Lessons Learned From My First Studio Session - Luner Imaging

Lessons Learned From My First Studio Session

As the 7th anniversary of Luner Imaging approaches, the summer prior has provided a wealth of opportunities to grow as a person as well as an artist. Those opportunities include my first bar mitzvah, first feature in a national magazine, and now... first session of portraits done in a studio.

I'm fairly positive there are many of you who do not believe that I have never photographed portraits in a studio throughout seven years in operation. I was equally surprised when I made that realization, but if you jump over to my portrait galleries, you'll notice that the proof is in the pudding.

As a photographer, I have always opted for headshots and portraits outside of a studio. If you needed a solid reasoning for why, I unfortunately cannot provide one. An attempt would detail that it is how I began, and it has always stuck. The outdoors provides so much opportunity in areas of color, focus, and variety that in my opinion are significantly lessened when stepping into the studio.

A gig is a gig, right?

My fellow freelancers will shake their heads up-and-down when asked that question. So, it was only natural when asked to shoot headshots for the 2019 mainstage production at Upper Darby Summer Stage, I willingly opened the door into uncharted territory. Yet as with doing anything for the first time, I learned a lot that I plan to utilize in future opportunities of similarity.


1. Prep, Prep, Prep

While this is a must-do for any assignment or gig, it was probably of the utmost importance in this instance where time was not always on my side. With this job, I utilized a studio that was already partially established, but I definitely should have taken the time to evaluate and trial the space prior to the first shoot. It's also good practice to establish and enforce guidelines in clothing, schedules, and direction that can make or break a smooth and enjoyable client experience.      

2. Consistency is Key

This lesson has always been applicable elsewhere in life so it should be no surprise that it is also applicable in this instance. With this job, there were three days of shooting that were each about a week or two apart on the calendar. Even as a freelancer, other gigs and photo opportunities amass during these gaps. Photos from prior shoots can serve as basic guidelines to grab your settings again, but I will definitely be taking detailed notes in the next adventure. To the common eye, the headshots above may present as well done. Yet, as a (mild) perfectionist and passionate deliverer, I do notice a few inconsistencies and need for application of technique when viewing the set.   


Getting The 'Money Shot' Isn't Always Black & White:

3. Crop 'til You Drop

Last, but obviously not the least is the crop job. With this particular set, I did want to emphasize personality through the color and style of tops, but there is not much wiggle room when it is called a headshot. Much to the benefit of the client and myself, I still achieved the ability to show said personality while satisfying the client in maintaining and directing the focus of eyes. While I would not legitimately encourage cropping until one drops, I do encourage spending an ample portion of your editing in this realm. While I previously mentioned the making or breaking through preparation, the crop will be the tell-tale sign of a hit-or-miss deliverable and I'm so glad the common ground was found.

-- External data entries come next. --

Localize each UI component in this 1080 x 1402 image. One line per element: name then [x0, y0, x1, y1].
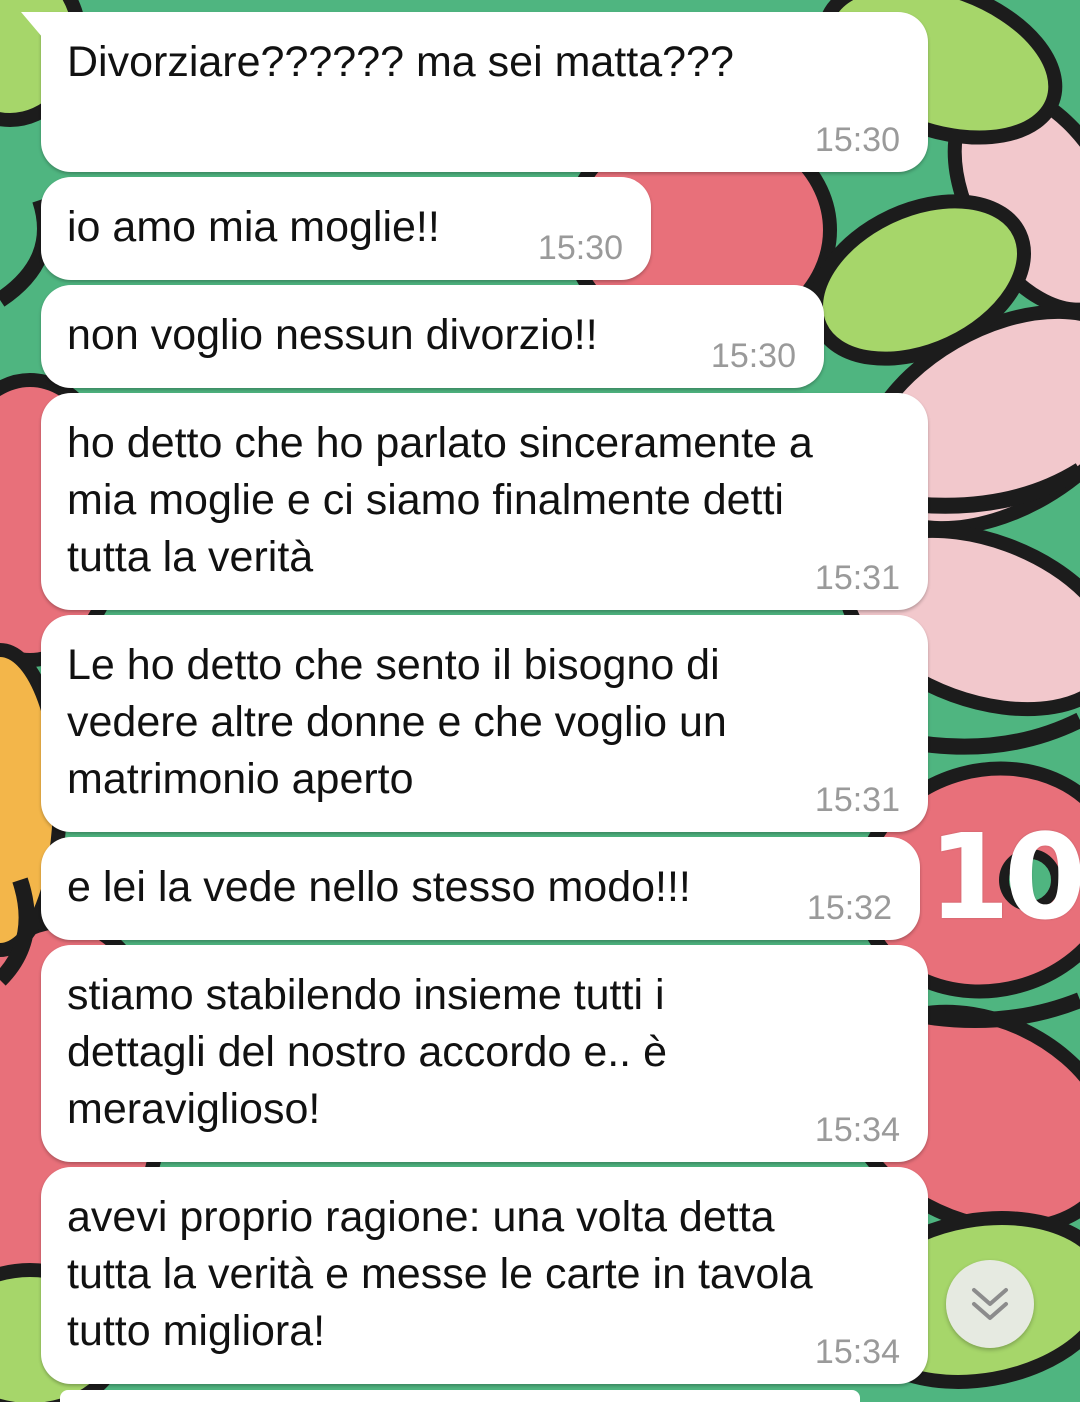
message-bubble[interactable]: non voglio nessun divorzio!! 15:30	[41, 285, 824, 388]
message-bubble[interactable]: ho detto che ho parlato sinceramente a m…	[41, 393, 928, 610]
message-text: stiamo stabilendo insieme tutti i dettag…	[67, 971, 667, 1133]
message-bubble[interactable]: io amo mia moglie!! 15:30	[41, 177, 651, 280]
message-time: 15:32	[806, 889, 892, 927]
message-list[interactable]: Divorziare?????? ma sei matta??? 15:30 i…	[0, 0, 1080, 1402]
message-time: 15:34	[814, 1111, 900, 1149]
message-bubble[interactable]: Divorziare?????? ma sei matta??? 15:30	[21, 12, 928, 172]
message-text: ho detto che ho parlato sinceramente a m…	[67, 419, 813, 581]
message-time: 15:30	[814, 121, 900, 159]
message-time: 15:31	[814, 559, 900, 597]
overlay-counter: 10	[928, 808, 1080, 946]
bubble-tail	[21, 12, 43, 38]
double-chevron-down-icon	[972, 1288, 1008, 1320]
message-bubble[interactable]: stiamo stabilendo insieme tutti i dettag…	[41, 945, 928, 1162]
scroll-to-bottom-button[interactable]	[946, 1260, 1034, 1348]
message-bubble[interactable]: avevi proprio ragione: una volta detta t…	[41, 1167, 928, 1384]
next-message-edge	[60, 1390, 860, 1402]
message-time: 15:31	[814, 781, 900, 819]
message-text: avevi proprio ragione: una volta detta t…	[67, 1193, 813, 1355]
message-time: 15:34	[814, 1333, 900, 1371]
message-text: Divorziare?????? ma sei matta???	[67, 38, 734, 86]
message-text: non voglio nessun divorzio!!	[67, 311, 598, 359]
message-time: 15:30	[710, 337, 796, 375]
message-bubble[interactable]: e lei la vede nello stesso modo!!! 15:32	[41, 837, 920, 940]
message-bubble[interactable]: Le ho detto che sento il bisogno di vede…	[41, 615, 928, 832]
message-time: 15:30	[537, 229, 623, 267]
message-text: e lei la vede nello stesso modo!!!	[67, 863, 691, 911]
message-text: Le ho detto che sento il bisogno di vede…	[67, 641, 727, 803]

A learning experience for me? Certainly, but I'm excited to see the finished product when paired with cast bios and displayed in the venue's lobby. The collaboration with the client and I also led to an online display, which I am very happy to see with the increasing value of digital marketing. Lastly, I appreciate the agreement of the client to allow my preferred printing lab, White House Custom Colour (WHCC) to complete the final piece of the puzzle.


If You Decide To Go:

- Upper Darby Summer Stage's mainstage production of Big Fish opens on August 2, 2019 at 7:30PM. The show runs on Fridays and Saturdays through August 10, 2019. 

- Tickets range from $16 – $20 and can be purchased in-person at the Upper Darby Performing Arts Center, Monday – Friday 9:00AM – 4:00 PM, by phone via (610) 611-1189 or online at www.udpac.org.

- Based on the novel by Daniel Wallace and film directed by Tim Burton, Big Fish introduces audiences to Edward Bloom’s world of giants, witches, and other larger-than-life characters while touching the hearts of the young and old alike. Bloom, a traveling salesman who lives life to its fullest by telling incredible, larger-than-life stories thrill everyone he meets especially his devoted wife Sandra. Yet their son Will, who is about to have a child of his own, is determined to find the truth behind his father’s epic tales. Overflowing with heart and humor, Big Fish  is an extraordinary new musical that reminds audiences why they love going to the theatre – to hear great stories and share  experiences together.